Более всего политиканствовавшую «Нессельродиху» поразило, что Лагарп покровителем итальянской независимости называл своего бывшего ученика, русского императора Александра I…
Павел I, преследовавший все, что было связано с именем покойной матушки, не забыл, между прочим, и «господина якобинца», проповедовавшего либеральные идеи его сыну, и в 1799 году лишил его пенсии и орденов, пожалованных Екатериной. Александр, став царем, немедленно отменил эти меры, вызвал своего бывшего воспитателя в Петербург, а позднее присвоил ему звание генерал-лейтенанта (у Екатерины швейцарец удостоился всего лишь звания полковника). Лагарп использовал новое кратковременное пребывание в Петербурге, чтобы подготовить для Александра I меморандум с программой преобразований, необходимых для России. Обосновывая неизбежность этих реформ, швейцарский мыслитель подчеркивал, что «авторитет и могущество России не совместимы с сохранением нынешних злоупотреблений» и что реформы необходимы, «ибо повсюду, даже в России, существует глухое стремление к иным, лучшим порядкам», игнорировать которое нельзя, чтобы не привести к революционным потрясениям. А положение в России, по мнению Лагарпа, было совершенно нетерпимо. «Есть от чего прийти в ужас, — писал он, — когда подумаешь, что все судебные должности находятся в руках людей, которые в большинстве своем изучали юриспруденцию только по воинским уставам…».

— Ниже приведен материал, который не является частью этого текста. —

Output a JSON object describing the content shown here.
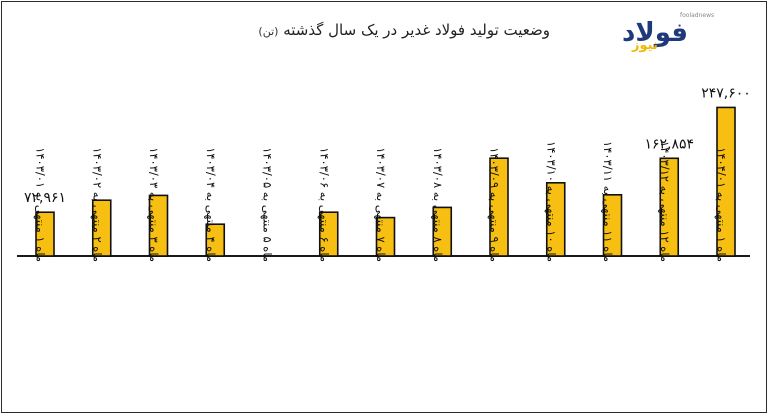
{
  "logo": {
    "text": "فولاد",
    "sub": "نیوز",
    "tag": "fooladnews"
  },
  "chart_data": {
    "type": "bar",
    "title": "وضعیت تولید فولاد غدیر در یک سال گذشته",
    "unit": "(تن)",
    "xlabel": "",
    "ylabel": "",
    "grid": false,
    "ylim": [
      0,
      250000
    ],
    "categories": [
      "ماه ۱ منتهی به ۱۴۰۳/۰۱",
      "ماه ۲ منتهی به ۱۴۰۳/۰۲",
      "ماه ۳ منتهی به ۱۴۰۳/۰۳",
      "ماه ۴ منتهی به ۱۴۰۳/۰۴",
      "ماه ۵ منتهی به ۱۴۰۳/۰۵",
      "ماه ۶ منتهی به ۱۴۰۳/۰۶",
      "ماه ۷ منتهی به ۱۴۰۳/۰۷",
      "ماه ۸ منتهی به ۱۴۰۳/۰۸",
      "ماه ۹ منتهی به ۱۴۰۳/۰۹",
      "ماه ۱۰ منتهی به ۱۴۰۳/۱۰",
      "ماه ۱۱ منتهی به ۱۴۰۳/۱۱",
      "ماه ۱۲ منتهی به ۱۴۰۳/۱۲",
      "ماه ۱ منتهی به ۱۴۰۴/۰۱"
    ],
    "values": [
      72961,
      93000,
      101000,
      53000,
      0,
      73000,
      64000,
      81000,
      163000,
      122000,
      102000,
      162854,
      247600
    ],
    "data_labels": [
      "۷۲,۹۶۱",
      "",
      "",
      "",
      "",
      "",
      "",
      "",
      "",
      "",
      "",
      "۱۶۲,۸۵۴",
      "۲۴۷,۶۰۰"
    ],
    "bar_color": "#f7bf12",
    "bar_stroke": "#111111"
  }
}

Перед Россией, по мнению Лагарпа, стояла грандиозная задача создания законодательства, определяющего права и обязанности граждан.
Как, казалось бы, должно было быть далеко от воспитанника старших возрастов Академии художеств Ореста Кипренского то, что происходило в окружении молодого русского императора! Но судьба будущего художника сложилась так, что он впоследствии не только пользовался благосклонностью новой российской императорской четы, не только в 1819 году в Италии портретировал Фредерика-Цезаря де Лагарпа, но был знаком с его идеями, в определенной мере разделял их, проявлял интерес к политической жизни Швейцарии, родины воспитателя будущего русского царя и покровителя итальянских карбонариев. Мысли, которые вложил Лагарп в свой достопамятный меморандум, адресованный в 1801 году Александру I, могли быть знакомы Кипренскому уже со времен учебы в Академии, ибо он тесно общался еще с академических лет и со своим «благодетелем», президентом Академии художеств графом Александром Сергеевичем Строгановым, и с сыном президента Павлом Александровичем, который входил в число «молодых друзей» Александра I. Орест посещал строгановский салон, слышал дискуссии о либеральных идеях, воодушевлявших молодого императора. Кипренскому вообще очень везло на людей, ценивших его талант, — способствовавших его профессиональному росту, становлению личности как представителю тогда еще столь малочисленной группы мыслящей художественной интеллигенции. Особенно велика при этом была роль А. С. Строганова.
Александр Сергеевич Строганов (он родился в 1733 году), как и большинство русских вельмож того времени, в молодости многие годы прожил за границей, побывал в Германии, Швейцарии, Италии, Франции, слушал в этих странах лекции знаменитых профессоров, посещал музеи и картинные галереи, приобретал картины и скульптуры старых европейских мастеров, собрав замечательную коллекцию произведений искусства — одну из самых богатых в России.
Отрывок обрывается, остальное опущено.